Converting the SVN Repository to GIT

A number of tools were used to aid in the conversion to git. This document explains the decision making involved.

Branches

Distributed Version Control Systems take a global overview of a repository and are not designed to allow a subtree to be modified out of the context of the rest of the tree. A centralized revision control system such as subversion can handle this because all information is stored on the server and it knows that, for example, thirdparty/tclsys is part of a bigger tree. Most of the branches in the subversion repository were subtree branches where something like trunk/thirdparty/xxx/yyy was branched to /branches/yyy/version. A single git repository does not handle this very well, since from the DVCS stand point the branch has involved deletion of 99% of the other files. For this reason it was not feasible to convert the entire repository along with all branches in tact in a useful manner. Most of the tags in the repository were localized tags for individual packages (with unhelpful names) and are not useful in a repository-wide context. So-called 'feature branches' are interesting in that they show how a feature developed but since they usually were merged manually into the trunk there is no useful merge history that needs to be retained in the git version.

There were two different types of branches that were useful and had to be dealt with and one feature branch that is in active development.

  1. Release branches (lehuakona, humu etc)
  2. Vendor branches
  3. gaia-dev (the GAIA-VO development branch)

These will be discussed below.

CVS History

Converting CVS to SVN in 2007 resulted in many special branch creation commits by the cvs2svn command that was used to do that conversion. For historical interest the original CVS repository was converted directly to git using git-cvsimport and is available as starlink-fromoldcvs.git for read-only browsing.

Conversion to Git

Since until recently subversion could not handle true merging and since none of the conversion tools are able to detect branch merging, it was decided to convert subversion trunk/ and the release branches into a single repository and handle the vendor branches as submodules. After examining git-svnimport (oddly deprecated), svn2git and svn-all-fast-export I decided to settle on svn-all-fast-export. There are a number of reasons for this:

  1. The ability to pick out certain parts of the tree and send them to new locations in separate output repositories
  2. It is significantly faster than the others (15 minutes for the whole repository rather than 15 hours)
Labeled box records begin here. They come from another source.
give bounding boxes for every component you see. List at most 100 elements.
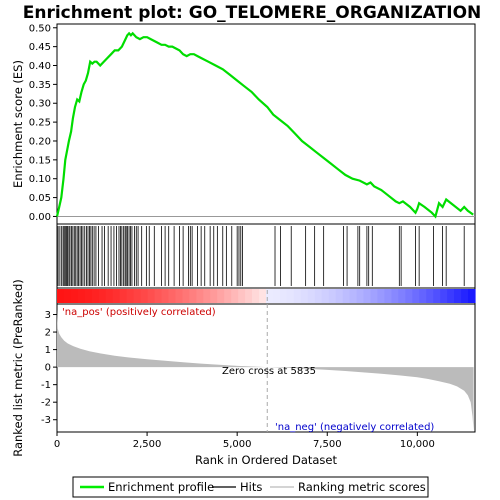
ranking-y-tick-label: 1 bbox=[45, 345, 51, 356]
rank-color-segment bbox=[370, 289, 379, 303]
ranking-y-tick-label: 2 bbox=[45, 328, 51, 339]
rank-color-segment bbox=[300, 289, 309, 303]
rank-color-segment bbox=[461, 289, 469, 303]
rank-color-segment bbox=[133, 289, 142, 303]
es-y-tick-label: 0.25 bbox=[29, 118, 51, 129]
rank-color-segment bbox=[454, 289, 462, 303]
es-y-ticks: 0.00 0.05 0.10 0.15 0.20 0.25 0.30 0.35 0.40 0.45… bbox=[29, 23, 57, 223]
rank-color-segment bbox=[231, 289, 239, 303]
rank-color-segment bbox=[182, 289, 190, 303]
legend: Enrichment profile Hits Ranking metric s… bbox=[72, 476, 429, 498]
es-y-tick-label: 0.45 bbox=[29, 42, 51, 53]
rank-color-segment bbox=[468, 289, 476, 303]
rank-color-segment bbox=[405, 289, 413, 303]
ranking-y-tick-label: 3 bbox=[45, 310, 51, 321]
es-y-tick-label: 0.15 bbox=[29, 155, 51, 166]
x-tick-label: 7,500 bbox=[313, 439, 342, 450]
x-axis-label: Rank in Ordered Dataset bbox=[195, 453, 338, 467]
ranking-y-tick-label: -2 bbox=[41, 398, 51, 409]
x-tick-label: 10,000 bbox=[400, 439, 435, 450]
rank-color-segment bbox=[154, 289, 163, 303]
ranking-panel-frame bbox=[56, 303, 476, 433]
chart-title: Enrichment plot: GO_TELOMERE_ORGANIZATIO… bbox=[23, 3, 482, 23]
es-y-tick-label: 0.40 bbox=[29, 61, 51, 72]
rank-color-segment bbox=[335, 289, 344, 303]
rank-color-segment bbox=[140, 289, 149, 303]
rank-color-segment bbox=[440, 289, 448, 303]
rank-color-segment bbox=[307, 289, 316, 303]
rank-color-segment bbox=[224, 289, 232, 303]
rank-color-segment bbox=[349, 289, 358, 303]
hits-panel-frame bbox=[56, 223, 476, 289]
rank-color-segment bbox=[126, 289, 135, 303]
rank-color-segment bbox=[259, 289, 267, 303]
ranking-y-axis-label: Ranked list metric (PreRanked) bbox=[11, 279, 25, 457]
rank-color-segment bbox=[189, 289, 197, 303]
rank-color-segment bbox=[293, 289, 302, 303]
es-y-tick-label: 0.05 bbox=[29, 193, 51, 204]
legend-frame bbox=[72, 476, 429, 498]
ranking-y-tick-label: -1 bbox=[41, 380, 51, 391]
ranking-metric-area bbox=[57, 309, 474, 431]
es-panel-frame bbox=[56, 23, 476, 225]
negative-correlation-label: 'na_neg' (negatively correlated) bbox=[275, 422, 434, 433]
rank-color-segment bbox=[84, 289, 93, 303]
rank-color-segment bbox=[384, 289, 392, 303]
rank-color-segment bbox=[217, 289, 225, 303]
es-y-tick-label: 0.10 bbox=[29, 174, 51, 185]
rank-color-segment bbox=[63, 289, 72, 303]
rank-color-segment bbox=[252, 289, 260, 303]
es-y-axis-label: Enrichment score (ES) bbox=[11, 60, 25, 188]
x-tick-label: 0 bbox=[54, 439, 60, 450]
rank-color-segment bbox=[238, 289, 246, 303]
rank-color-segment bbox=[391, 289, 399, 303]
rank-color-bar bbox=[56, 287, 476, 305]
rank-color-segment bbox=[321, 289, 330, 303]
es-y-tick-label: 0.50 bbox=[29, 23, 51, 34]
rank-color-segment bbox=[105, 289, 114, 303]
positive-correlation-label: 'na_pos' (positively correlated) bbox=[62, 307, 216, 318]
rank-color-segment bbox=[266, 289, 274, 303]
rank-color-segment bbox=[77, 289, 86, 303]
hits-panel bbox=[56, 223, 476, 289]
rank-color-segment bbox=[426, 289, 434, 303]
ranking-y-tick-label: 0 bbox=[45, 363, 51, 374]
rank-color-segment bbox=[161, 289, 170, 303]
x-axis-ticks: 0 2,500 5,000 7,500 10,000 bbox=[54, 432, 435, 450]
rank-color-segment bbox=[419, 289, 427, 303]
rank-color-segment bbox=[175, 289, 183, 303]
rank-color-segment bbox=[70, 289, 79, 303]
x-tick-label: 5,000 bbox=[223, 439, 252, 450]
rank-color-segment bbox=[433, 289, 441, 303]
rank-color-segment bbox=[203, 289, 211, 303]
legend-hits-label: Hits bbox=[240, 480, 262, 494]
rank-color-segment bbox=[342, 289, 351, 303]
rank-color-segment bbox=[245, 289, 253, 303]
x-tick-label: 2,500 bbox=[133, 439, 162, 450]
rank-color-segment bbox=[377, 289, 386, 303]
ranking-panel: 3 2 1 0 -1 -2 -3 'na_pos' (positively correlat… bbox=[11, 279, 476, 457]
es-y-tick-label: 0.00 bbox=[29, 212, 51, 223]
rank-color-segment bbox=[98, 289, 107, 303]
rank-color-segment bbox=[398, 289, 406, 303]
es-y-tick-label: 0.30 bbox=[29, 99, 51, 110]
rank-color-segment bbox=[279, 289, 288, 303]
rank-color-segment bbox=[112, 289, 121, 303]
rank-color-segment bbox=[363, 289, 372, 303]
ranking-y-ticks: 3 2 1 0 -1 -2 -3 bbox=[41, 310, 57, 426]
hit-markers bbox=[57, 226, 465, 286]
legend-enrichment-label: Enrichment profile bbox=[108, 480, 214, 494]
rank-color-segment bbox=[210, 289, 218, 303]
es-panel: 0.00 0.05 0.10 0.15 0.20 0.25 0.30 0.35 0.40 0.45… bbox=[11, 23, 476, 225]
es-y-tick-label: 0.35 bbox=[29, 80, 51, 91]
rank-color-segment bbox=[119, 289, 128, 303]
ranking-y-tick-label: -3 bbox=[41, 415, 51, 426]
rank-color-segment bbox=[196, 289, 204, 303]
rank-color-segment bbox=[314, 289, 323, 303]
rank-color-segment bbox=[447, 289, 455, 303]
rank-color-segment bbox=[57, 289, 65, 303]
rank-color-segment bbox=[147, 289, 156, 303]
rank-color-segment bbox=[412, 289, 420, 303]
enrichment-profile-line bbox=[55, 31, 474, 219]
This was used to convert the primary trunk+release branches and the vendor branches. The only downside of this program (apart from the complete absence of documentation, the dependency on QT4, and a requirement that the author be contacted before it can be made to work) is that .gitignore files are not created from svn:ignore properties.

The command is run as

 % svn-all-fast-export --identity-map=authors.txt configfile /jac_sw/svnroot/starlink

where authors.txt is a file mapping the svn user id to a Name <email> syntax (no equals sign, unlike svn2git and git-svnimport).

The final repository comes out at about 500MB compared to 1.4GB for the subversion repository.

SVN Full History

Since the main conversion was dropping all branch and tag information, I felt it was important to make that information available somehow, so a full conversion was done using git-svnimport, generating .gitignore files.

git svnimport -r -A /Volumes/jachome/authors.txt -I .gitignore -v svn+ssh://malama/jac_sw/svnroot/starlink

Automatic merge detection was disabled. This read only repository is at starlink-allsvn.git

gaia-dev branch

The gaia-dev feature branch was problematic since it was a branch that contained just the gaia and skycat sub-trees. In the end we created a patch set from the git-svnimport import (by using git-format-patch from the branch point), created a proper feature branch from master on the svn-all-fast-export checkout, and then applied the patch set using git-am. This seems to work.